The achievements of the project, which began in 2015, are already transforming daily life for women traders by making the markets safer and enabling them to exercise freely their economic rights in a safe environment where they are free from violence. Forty women vendors have been trained to become legal community supporters, enabling them to raise awareness about violence against women, women’s rights and referral services for women who have experienced violence. Betty Mtewele, a market vendor who was trained to become a Legal Community Supporter, said:

“Now women know where to access their rights within and outside the market… I am better off economically, I am more confident and well informed in market leadership and women’s rights.”

In 2016 alone, these paralegals and legal community supporters assisted 454 women to report cases in the markets. Evah Kakobe, another vendor at Mchikichini market, described the enormous impact this has had:

“Through legal community supporters I received education on human rights and learned that I could actually fight gender-based violence. With the help of legal community supporters I took one of the perpetrators to the market leadership.”

All six markets have adopted and now implement new guidelines to end violence against women. The project created the guidelines and brought together community stakeholders – including the police, market officials and vendors – to agree to them. Betty Mtewele said:

 “With the development and the use of guidelines in the market, many perpetrators are fined. In [the] food vendors’ sector, women vendors are getting paid timely [sic] and without being sexually harassed as vendors know and exercise their rights.”

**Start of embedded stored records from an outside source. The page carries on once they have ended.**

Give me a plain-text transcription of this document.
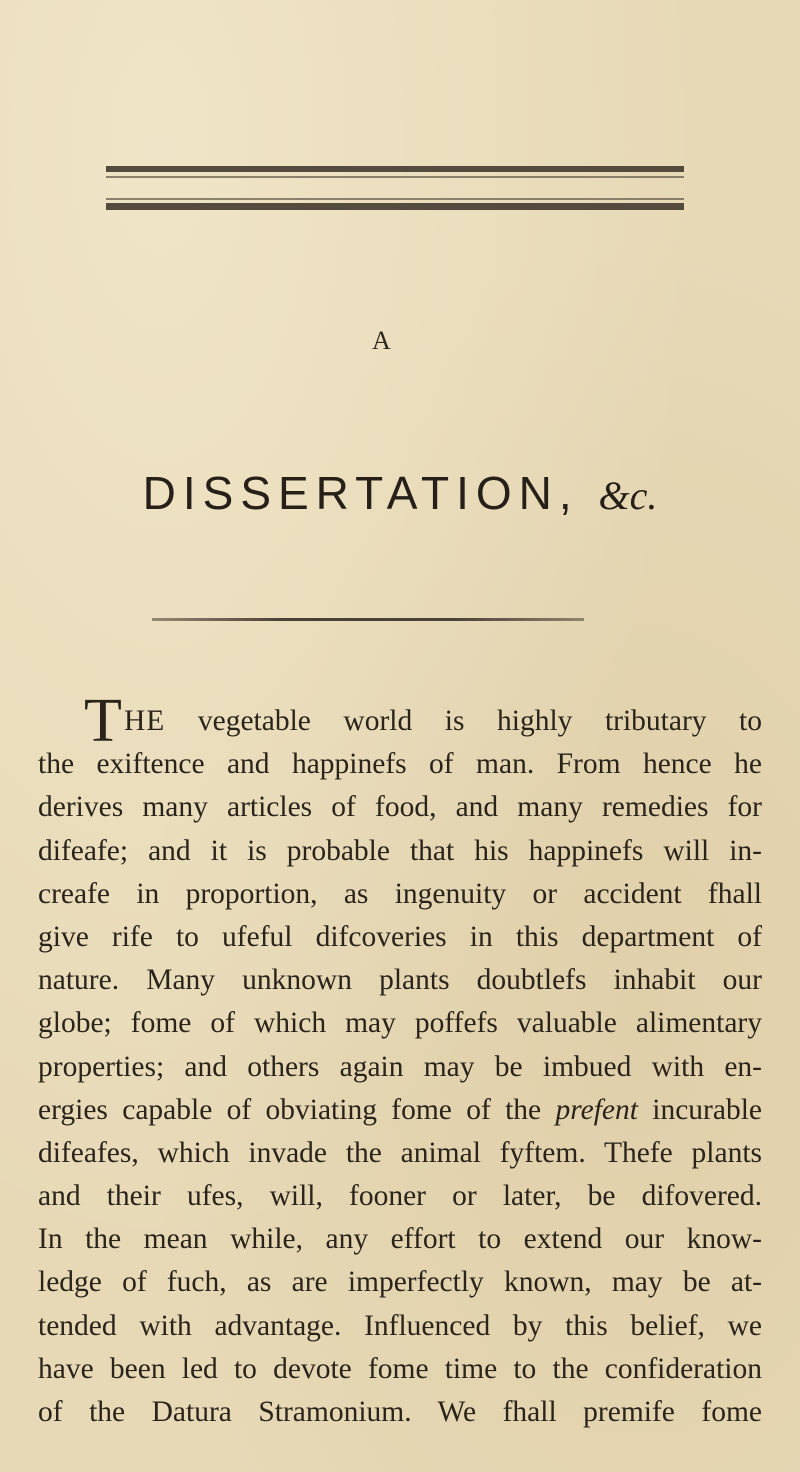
A
DISSERTATION, &c.
T HE vegetable world is highly tributary to
the exiftence and happinefs of man. From hence he
derives many articles of food, and many remedies for
difeafe; and it is probable that his happinefs will in-
creafe in proportion, as ingenuity or accident fhall
give rife to ufeful difcoveries in this department of
nature. Many unknown plants doubtlefs inhabit our
globe; fome of which may poffefs valuable alimentary
properties; and others again may be imbued with en-
ergies capable of obviating fome of the prefent incurable
difeafes, which invade the animal fyftem. Thefe plants
and their ufes, will, fooner or later, be difovered.
In the mean while, any effort to extend our know-
ledge of fuch, as are imperfectly known, may be at-
tended with advantage. Influenced by this belief, we
have been led to devote fome time to the confideration
of the Datura Stramonium. We fhall premife fome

In addition, nearly two in three women now know where to report violence and four in five say that violence has decreased in the markets, according to those recently surveyed by Equality for Growth. In total, over 1,600 market traders and visitors to the markets have participated in various initiatives to combat gender-based violence.

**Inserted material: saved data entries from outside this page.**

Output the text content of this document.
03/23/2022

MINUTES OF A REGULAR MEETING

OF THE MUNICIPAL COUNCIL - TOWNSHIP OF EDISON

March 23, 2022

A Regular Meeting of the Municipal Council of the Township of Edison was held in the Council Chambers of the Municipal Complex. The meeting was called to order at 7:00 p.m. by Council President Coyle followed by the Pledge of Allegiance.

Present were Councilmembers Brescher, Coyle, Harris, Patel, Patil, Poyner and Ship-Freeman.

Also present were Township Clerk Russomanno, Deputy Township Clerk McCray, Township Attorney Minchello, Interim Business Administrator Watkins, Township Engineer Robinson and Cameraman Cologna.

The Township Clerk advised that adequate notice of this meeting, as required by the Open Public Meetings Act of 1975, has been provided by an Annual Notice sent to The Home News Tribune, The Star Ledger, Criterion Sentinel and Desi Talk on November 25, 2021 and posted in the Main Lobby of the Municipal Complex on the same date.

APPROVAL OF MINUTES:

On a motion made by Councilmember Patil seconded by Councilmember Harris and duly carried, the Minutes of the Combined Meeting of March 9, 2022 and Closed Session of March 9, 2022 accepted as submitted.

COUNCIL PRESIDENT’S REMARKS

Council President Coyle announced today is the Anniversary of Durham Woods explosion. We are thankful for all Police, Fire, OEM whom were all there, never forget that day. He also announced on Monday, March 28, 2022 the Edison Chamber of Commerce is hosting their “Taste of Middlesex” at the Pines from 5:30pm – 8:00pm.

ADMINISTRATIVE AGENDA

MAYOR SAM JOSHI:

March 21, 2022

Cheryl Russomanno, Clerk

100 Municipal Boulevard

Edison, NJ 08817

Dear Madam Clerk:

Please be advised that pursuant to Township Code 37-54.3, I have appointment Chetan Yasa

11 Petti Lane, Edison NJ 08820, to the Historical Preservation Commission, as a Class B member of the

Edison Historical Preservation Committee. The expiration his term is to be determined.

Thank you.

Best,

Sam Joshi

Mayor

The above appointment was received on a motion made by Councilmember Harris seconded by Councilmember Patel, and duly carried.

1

“This project not only supports women’s rights to live a life free of violence but also women’s economic empowerment. A safer market means more women can do business safely,” said Jane Magigita, Executive Director of Equality for Growth.

Gemma Wood, Monitoring and Evaluation Specialist for the UN Trust Fund recently visited the project and expressed that, “a real difference has been made both to preventing violence, but also boosting economic and political opportunities for women in the market environment. There is a real opportunity for replication and scale up of the results to other markets in Tanzania.”

Equality for Growth strives to make markets safer for women working in the informal sector in Tanzania. The organization envisions an informal sector free of all forms of gender-based violence.